November 23, 2009 1:15 PM   Subscribe

Fourier Optics Filter: Imaging the iphone camera point spread function- possible?

I'm working on a presentation for my optics class on diffraction effects in photography, and one of the things that I've become interested in is seeing if I can characterize my lenses through their psf (because I'm too cheap and lazy to set up a s-h system). It seems to me that it should be possible under optimal conditions to image the airy disk of a point source over a few pixels, and my quick calcs suggest this too, but so far have been unable to do so. If anyone has done this I'd love some suggestions.

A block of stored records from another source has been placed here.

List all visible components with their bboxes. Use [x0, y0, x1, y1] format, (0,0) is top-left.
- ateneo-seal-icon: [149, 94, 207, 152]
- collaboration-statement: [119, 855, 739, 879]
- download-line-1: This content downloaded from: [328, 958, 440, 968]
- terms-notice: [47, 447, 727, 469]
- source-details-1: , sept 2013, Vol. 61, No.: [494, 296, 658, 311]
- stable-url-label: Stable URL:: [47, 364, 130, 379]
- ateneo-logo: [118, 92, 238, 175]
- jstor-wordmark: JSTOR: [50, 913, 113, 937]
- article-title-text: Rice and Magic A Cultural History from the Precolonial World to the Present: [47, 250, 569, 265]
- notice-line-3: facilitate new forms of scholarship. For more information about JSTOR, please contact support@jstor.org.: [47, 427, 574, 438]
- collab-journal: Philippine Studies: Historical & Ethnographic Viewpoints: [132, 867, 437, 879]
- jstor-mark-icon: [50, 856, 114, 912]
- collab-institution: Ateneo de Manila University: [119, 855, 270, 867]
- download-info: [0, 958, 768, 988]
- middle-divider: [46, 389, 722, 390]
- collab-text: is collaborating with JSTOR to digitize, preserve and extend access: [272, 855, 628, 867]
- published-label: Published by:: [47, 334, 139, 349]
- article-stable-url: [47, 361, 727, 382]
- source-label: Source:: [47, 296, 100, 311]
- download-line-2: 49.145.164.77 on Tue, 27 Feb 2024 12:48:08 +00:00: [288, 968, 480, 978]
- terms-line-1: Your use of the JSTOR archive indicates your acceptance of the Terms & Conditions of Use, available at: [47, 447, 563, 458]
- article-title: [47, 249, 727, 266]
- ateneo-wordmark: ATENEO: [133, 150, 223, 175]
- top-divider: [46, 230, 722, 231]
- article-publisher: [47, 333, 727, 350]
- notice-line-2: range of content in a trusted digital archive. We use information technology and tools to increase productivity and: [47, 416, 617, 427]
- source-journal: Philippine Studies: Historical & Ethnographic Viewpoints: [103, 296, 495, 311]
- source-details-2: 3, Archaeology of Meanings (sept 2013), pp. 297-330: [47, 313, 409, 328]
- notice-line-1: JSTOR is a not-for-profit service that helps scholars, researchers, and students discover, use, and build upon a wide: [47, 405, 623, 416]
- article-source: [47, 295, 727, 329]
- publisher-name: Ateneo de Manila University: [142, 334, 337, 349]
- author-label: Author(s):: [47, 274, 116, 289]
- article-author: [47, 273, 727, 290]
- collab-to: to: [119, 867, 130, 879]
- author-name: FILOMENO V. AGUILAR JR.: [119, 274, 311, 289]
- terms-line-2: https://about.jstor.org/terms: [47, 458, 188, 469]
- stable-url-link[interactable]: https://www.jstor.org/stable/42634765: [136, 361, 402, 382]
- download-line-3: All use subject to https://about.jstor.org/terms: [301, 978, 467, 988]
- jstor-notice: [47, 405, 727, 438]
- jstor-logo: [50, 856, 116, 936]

BTW- I am not an optics student, so I might be making some simple mistakes- I have a laser with a pinhole set up, I can add ND filters if I need to (maybe I am getting exposure problems) and I can put my camera up to 30 feet away from the source- but I don't think I need to be that far away to get this to work.
posted by Large Marge to Science & Nature (3 answers total) 2 users marked this as a favorite
Response by poster: Update- I think it may be impossible because I cannot control focus and exposure
posted by Large Marge at 2:50 PM on November 23, 2009

I'm going to bet that the iphone doesn't have good enough optics for an Airy pattern to show up. It'll probably get washed out by a bunch of other aberrations. The other question is whether the pixels are sized appropriately to image at the diffraction limit. My guess is no. You can still measure the PSF by imaging the pinhole (just make it subtend as small of an area as possible), but you're going to see lots of detector noise and jpeg artifacts in the process too.

The more common method for characterizing photographic lenses is to use image a test card with various sorts of simple features on them, then compute the modulation transfer function. It's a more Fourier-based way of doing things. Have a look at dpreview.com; their lens reviews are pretty technical. I think the jpeg compression might present a big problem though.
posted by kiltedtaco at 4:08 PM on November 23, 2009

Correct me if I'm wrong, but if you want the PSF of the system, shouldn't you be putting a plane wave into it? Try recollimating the laser after you focus it through the pinhole, rather than putting a diverging beam into it. (Airy disk of a point source works for astronomical observations because the stars are far enough away that the spherical waves are essentially planar at the telescope aperture. Over the distances you're talking about, that won't be a good assumption.)

Are you saturating your detector? If not, I'd doubt exposure is a problem.